Edit: The proof in the link in the accepted answer it correct, but it seems that the proof given in the other answer is what I am trying to do, I would appriciate if someone could go into more details (I commented to the answer what I don't understand in it).
Edit 2: I tried writing the proof and complete all the details, did I do this correctly ?
We will prove by induction that every isometry of $\mathbb{R}^n$ can be represented as a composition of at most $n+1$reflections.
Base case: We know that the claim is true for $n=1$(and $n=2$but I think that this will follow).
Step: Let $V:=\left\{ x\in\mathbb{R}^n|x_{n}=0\right\} $and let $f\in Iso(\mathbb{R}^n)$.
If $f(0)\neq0$ then there exist $\tau\in O(n)$ s.t $\tau\circ f(0)=0$ (explicitly: $\tau$ is the reflection around the plane consistent of all point in $\mathbb{R}^n$ with equal distans from both $0$ and $f(0)$).
We now assume $f(0)=0$ (otherwise we denote $g=\tau\circ f$ and continue with $g$ ).
Consider $f|_{V}$ : $f$ is an isometry of $\mathbb{R}^n$ hence $\forall x,y\in\mathbb{R}^n:d(x,y)=d(f(x),f(y))$, in particular this holds for very $x,y\in V$ .
Let $E$ be the projection $E:\mathbb{R}^n\to\mathbb{R}^{n-1}$. $E(V)=\mathbb{R}^{n-1}$and $E\circ f|_{V}$ is an isometry of $\mathbb{R}^{n-1}$ hence be the induction hypothesis it can be represented as $R=R_{1}\circ...\circ R_{n-1}$.
We now expand $R$ to $\mathbb{R}^n$ in this manner: denote the matrix representin $R$ as $R_{M}$ ($R_{M}\in M_{n-1}(\mathbb{R})$) then $R$ expanded to $\mathbb{R}^n$ is represented by $\begin{pmatrix}R & 0\\ 0 & 1 \end{pmatrix}$that is : on the first $n-1$coordinates we act the same as $R$ did and we keep the last coordinate (note that $|R_{M}|=1$ and that it is straightforward to check that $R_{M}$ is an orthogonal matrix, $R_{1},...,R_{n}$are expanded from $\mathbb{R}^{n-1}$to $R^{n}$ in the same manner).

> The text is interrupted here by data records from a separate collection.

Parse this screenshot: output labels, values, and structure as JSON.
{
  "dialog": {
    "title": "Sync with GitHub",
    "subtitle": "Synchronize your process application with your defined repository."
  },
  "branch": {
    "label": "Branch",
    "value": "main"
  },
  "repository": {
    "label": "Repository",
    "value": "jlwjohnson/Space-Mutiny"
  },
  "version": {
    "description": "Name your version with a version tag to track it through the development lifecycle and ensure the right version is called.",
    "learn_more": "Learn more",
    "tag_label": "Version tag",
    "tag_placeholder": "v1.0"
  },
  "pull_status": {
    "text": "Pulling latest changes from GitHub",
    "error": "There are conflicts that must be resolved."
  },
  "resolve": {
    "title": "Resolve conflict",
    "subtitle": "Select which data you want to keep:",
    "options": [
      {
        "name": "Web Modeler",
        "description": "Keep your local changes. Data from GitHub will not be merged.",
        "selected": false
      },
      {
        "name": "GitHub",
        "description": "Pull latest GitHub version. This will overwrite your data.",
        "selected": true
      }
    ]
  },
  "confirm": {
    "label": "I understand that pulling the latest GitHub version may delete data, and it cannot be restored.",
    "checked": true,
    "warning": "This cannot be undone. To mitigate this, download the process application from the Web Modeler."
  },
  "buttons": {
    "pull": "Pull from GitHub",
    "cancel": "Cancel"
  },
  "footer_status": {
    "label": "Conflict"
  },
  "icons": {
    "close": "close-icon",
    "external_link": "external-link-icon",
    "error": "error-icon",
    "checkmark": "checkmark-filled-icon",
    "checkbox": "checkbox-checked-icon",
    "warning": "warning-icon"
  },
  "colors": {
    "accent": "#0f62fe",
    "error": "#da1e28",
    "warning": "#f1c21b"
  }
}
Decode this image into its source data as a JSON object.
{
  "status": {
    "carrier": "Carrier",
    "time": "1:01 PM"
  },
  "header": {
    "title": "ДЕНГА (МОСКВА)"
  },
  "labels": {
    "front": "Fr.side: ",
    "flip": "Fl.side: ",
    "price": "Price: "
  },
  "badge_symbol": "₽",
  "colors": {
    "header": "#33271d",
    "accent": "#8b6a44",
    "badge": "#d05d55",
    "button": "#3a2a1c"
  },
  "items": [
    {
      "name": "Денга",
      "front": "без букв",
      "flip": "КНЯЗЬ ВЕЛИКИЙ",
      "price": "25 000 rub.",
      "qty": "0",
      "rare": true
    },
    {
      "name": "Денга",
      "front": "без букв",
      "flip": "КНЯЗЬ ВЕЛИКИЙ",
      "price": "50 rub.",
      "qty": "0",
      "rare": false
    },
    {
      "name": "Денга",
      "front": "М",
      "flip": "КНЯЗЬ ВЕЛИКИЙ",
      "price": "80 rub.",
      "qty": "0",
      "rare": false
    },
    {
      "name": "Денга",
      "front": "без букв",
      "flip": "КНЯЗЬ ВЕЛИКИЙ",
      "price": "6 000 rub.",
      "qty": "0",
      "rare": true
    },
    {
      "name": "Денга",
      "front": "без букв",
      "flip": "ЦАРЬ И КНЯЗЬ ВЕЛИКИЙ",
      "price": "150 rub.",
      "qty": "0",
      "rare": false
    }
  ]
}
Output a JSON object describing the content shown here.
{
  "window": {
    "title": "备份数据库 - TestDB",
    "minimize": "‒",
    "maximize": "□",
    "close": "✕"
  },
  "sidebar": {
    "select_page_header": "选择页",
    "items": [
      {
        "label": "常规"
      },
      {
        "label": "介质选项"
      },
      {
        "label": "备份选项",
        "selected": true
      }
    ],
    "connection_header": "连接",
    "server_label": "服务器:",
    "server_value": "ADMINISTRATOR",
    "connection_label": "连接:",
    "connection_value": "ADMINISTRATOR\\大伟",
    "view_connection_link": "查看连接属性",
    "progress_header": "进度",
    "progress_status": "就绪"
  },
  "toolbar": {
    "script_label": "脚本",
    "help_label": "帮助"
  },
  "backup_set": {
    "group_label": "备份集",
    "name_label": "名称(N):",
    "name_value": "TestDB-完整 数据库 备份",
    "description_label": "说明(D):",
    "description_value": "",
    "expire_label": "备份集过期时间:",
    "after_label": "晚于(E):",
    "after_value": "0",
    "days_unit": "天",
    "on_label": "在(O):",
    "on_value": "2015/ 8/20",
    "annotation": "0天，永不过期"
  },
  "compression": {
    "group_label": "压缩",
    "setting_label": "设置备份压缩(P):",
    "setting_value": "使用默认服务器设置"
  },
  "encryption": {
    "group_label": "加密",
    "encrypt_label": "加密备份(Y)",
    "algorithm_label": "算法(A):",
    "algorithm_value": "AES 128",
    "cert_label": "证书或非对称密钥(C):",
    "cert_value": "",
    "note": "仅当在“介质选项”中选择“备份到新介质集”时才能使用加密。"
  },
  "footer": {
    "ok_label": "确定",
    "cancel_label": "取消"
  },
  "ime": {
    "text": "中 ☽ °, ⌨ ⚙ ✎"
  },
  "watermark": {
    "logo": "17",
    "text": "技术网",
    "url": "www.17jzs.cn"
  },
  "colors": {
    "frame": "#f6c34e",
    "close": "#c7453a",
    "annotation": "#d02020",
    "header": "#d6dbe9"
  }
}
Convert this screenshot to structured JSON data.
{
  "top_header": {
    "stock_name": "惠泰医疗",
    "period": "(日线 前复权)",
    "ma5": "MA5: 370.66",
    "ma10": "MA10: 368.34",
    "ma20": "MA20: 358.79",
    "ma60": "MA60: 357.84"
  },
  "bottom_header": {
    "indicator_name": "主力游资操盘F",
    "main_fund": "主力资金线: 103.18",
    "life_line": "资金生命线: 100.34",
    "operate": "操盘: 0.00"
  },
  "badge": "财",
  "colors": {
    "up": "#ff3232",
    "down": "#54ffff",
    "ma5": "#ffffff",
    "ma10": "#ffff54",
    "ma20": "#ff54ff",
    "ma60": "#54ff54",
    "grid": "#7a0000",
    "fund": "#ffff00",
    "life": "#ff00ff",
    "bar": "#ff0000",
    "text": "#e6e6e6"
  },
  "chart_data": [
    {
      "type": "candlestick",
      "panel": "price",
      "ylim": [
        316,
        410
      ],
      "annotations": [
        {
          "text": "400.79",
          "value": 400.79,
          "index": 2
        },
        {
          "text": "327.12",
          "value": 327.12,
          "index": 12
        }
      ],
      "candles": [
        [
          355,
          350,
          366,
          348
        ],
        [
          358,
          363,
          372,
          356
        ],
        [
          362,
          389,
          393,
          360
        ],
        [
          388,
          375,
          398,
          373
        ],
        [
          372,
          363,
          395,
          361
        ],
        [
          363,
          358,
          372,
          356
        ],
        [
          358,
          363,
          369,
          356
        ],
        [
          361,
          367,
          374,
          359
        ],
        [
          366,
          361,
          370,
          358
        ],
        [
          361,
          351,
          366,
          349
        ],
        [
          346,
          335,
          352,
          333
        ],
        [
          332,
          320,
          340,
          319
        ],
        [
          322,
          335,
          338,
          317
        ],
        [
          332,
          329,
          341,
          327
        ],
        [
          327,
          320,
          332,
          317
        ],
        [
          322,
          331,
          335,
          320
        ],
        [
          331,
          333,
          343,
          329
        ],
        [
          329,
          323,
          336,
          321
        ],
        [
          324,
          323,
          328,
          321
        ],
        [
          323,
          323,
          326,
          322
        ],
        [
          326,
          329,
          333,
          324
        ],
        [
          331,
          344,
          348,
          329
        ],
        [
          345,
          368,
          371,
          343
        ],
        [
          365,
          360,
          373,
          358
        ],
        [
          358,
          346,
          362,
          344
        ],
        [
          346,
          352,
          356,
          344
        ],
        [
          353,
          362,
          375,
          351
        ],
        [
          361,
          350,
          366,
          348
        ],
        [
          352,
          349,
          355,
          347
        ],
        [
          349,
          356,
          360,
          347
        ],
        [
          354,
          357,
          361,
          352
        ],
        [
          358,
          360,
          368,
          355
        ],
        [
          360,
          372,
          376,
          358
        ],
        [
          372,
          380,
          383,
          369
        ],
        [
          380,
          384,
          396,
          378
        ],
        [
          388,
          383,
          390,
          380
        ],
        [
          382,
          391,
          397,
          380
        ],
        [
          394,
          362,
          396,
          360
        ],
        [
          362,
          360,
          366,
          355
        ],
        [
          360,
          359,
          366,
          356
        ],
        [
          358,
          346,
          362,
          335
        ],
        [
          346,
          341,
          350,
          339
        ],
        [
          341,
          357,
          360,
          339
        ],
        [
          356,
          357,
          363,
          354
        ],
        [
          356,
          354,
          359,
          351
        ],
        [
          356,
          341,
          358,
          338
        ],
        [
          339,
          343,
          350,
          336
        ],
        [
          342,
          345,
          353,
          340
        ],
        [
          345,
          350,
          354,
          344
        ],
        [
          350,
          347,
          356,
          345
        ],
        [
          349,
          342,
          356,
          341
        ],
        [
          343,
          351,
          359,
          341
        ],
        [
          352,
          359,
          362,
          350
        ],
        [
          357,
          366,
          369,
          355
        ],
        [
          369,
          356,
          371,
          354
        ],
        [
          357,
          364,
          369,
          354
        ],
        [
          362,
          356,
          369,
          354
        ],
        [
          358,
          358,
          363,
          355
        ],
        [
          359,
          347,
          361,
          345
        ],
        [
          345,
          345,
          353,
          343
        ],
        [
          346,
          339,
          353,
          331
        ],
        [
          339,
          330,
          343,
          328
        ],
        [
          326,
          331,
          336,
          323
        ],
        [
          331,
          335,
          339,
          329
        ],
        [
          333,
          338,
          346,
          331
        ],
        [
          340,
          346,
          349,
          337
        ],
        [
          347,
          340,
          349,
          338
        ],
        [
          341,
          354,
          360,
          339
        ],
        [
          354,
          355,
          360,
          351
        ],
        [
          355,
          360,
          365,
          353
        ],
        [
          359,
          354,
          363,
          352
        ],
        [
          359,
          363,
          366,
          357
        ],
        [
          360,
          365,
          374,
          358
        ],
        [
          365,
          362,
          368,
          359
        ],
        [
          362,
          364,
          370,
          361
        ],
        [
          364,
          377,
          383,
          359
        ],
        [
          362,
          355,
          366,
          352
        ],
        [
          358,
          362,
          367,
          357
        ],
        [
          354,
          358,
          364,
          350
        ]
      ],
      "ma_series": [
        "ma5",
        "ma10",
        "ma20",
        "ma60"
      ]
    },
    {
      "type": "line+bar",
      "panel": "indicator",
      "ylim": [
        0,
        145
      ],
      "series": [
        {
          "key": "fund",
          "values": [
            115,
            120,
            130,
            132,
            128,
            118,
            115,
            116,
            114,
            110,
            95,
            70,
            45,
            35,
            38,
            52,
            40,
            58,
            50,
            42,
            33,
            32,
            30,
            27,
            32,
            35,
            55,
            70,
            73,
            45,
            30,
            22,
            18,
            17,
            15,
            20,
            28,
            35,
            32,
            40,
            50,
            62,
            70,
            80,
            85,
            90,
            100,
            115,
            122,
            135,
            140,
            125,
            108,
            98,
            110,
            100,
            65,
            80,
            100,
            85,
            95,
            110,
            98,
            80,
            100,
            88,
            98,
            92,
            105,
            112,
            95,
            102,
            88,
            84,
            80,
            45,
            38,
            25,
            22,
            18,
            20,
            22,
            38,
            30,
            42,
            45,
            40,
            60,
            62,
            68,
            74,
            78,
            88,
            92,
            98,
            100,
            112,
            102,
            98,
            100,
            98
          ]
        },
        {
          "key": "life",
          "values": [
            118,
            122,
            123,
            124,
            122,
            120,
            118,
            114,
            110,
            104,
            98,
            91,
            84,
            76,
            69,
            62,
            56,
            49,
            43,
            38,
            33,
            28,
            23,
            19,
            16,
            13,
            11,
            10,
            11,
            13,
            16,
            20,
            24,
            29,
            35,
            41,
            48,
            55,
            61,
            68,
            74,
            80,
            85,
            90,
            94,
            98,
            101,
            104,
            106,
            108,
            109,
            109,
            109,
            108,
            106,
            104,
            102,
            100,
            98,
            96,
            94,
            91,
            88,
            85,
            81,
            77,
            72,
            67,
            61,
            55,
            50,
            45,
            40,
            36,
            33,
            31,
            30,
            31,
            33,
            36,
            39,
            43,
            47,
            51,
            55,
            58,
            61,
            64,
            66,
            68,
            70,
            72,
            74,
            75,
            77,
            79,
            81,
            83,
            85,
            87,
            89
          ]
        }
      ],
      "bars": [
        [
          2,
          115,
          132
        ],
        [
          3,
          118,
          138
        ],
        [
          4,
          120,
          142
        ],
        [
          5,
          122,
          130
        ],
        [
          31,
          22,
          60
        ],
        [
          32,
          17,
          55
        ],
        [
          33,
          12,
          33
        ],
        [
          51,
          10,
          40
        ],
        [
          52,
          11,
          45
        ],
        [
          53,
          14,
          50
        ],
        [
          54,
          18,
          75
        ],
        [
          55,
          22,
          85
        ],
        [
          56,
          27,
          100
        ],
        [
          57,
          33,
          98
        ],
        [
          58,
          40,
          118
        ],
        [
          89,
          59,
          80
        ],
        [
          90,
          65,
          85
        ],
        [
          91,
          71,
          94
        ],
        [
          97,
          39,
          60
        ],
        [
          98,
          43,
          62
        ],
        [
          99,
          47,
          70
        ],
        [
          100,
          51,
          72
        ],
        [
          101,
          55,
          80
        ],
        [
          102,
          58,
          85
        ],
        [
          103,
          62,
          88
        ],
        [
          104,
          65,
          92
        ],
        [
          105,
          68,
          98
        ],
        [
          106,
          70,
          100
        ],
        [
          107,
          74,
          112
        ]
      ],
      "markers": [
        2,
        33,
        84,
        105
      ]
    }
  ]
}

Denote $\varphi=R^{-1}\circ f$ (here $R$ is the expended isometry to $\mathbb{R}^n$). if $\varphi(e_{n})=e_{n}$ then we are done, otherwise there exist a reflection $\alpha$ s.t $\alpha\circ\varphi(e_{n})=e_{n}$and s.t $\alpha|_{V}\equiv f|_{V}$. (explicitly: $\alpha$ is a rotation around the plane consistent of all points $v\in\mathbb{R}^n$ s.t $\langle v,e_{n}-f(e_{n})\rangle=0$).
$\varphi$ is at most $n-1$ reflections hence $\alpha\circ\varphi$ is at most $n$ reflections.
In te first case $(f(0)\neq0)$ we are doing the process with $\tau\circ f$ hence in this case $f$ is represented by at most $n+1$ reflections.
Any comment about the style of the proof is also welcomed, this is one of the times I am writing a proof in English.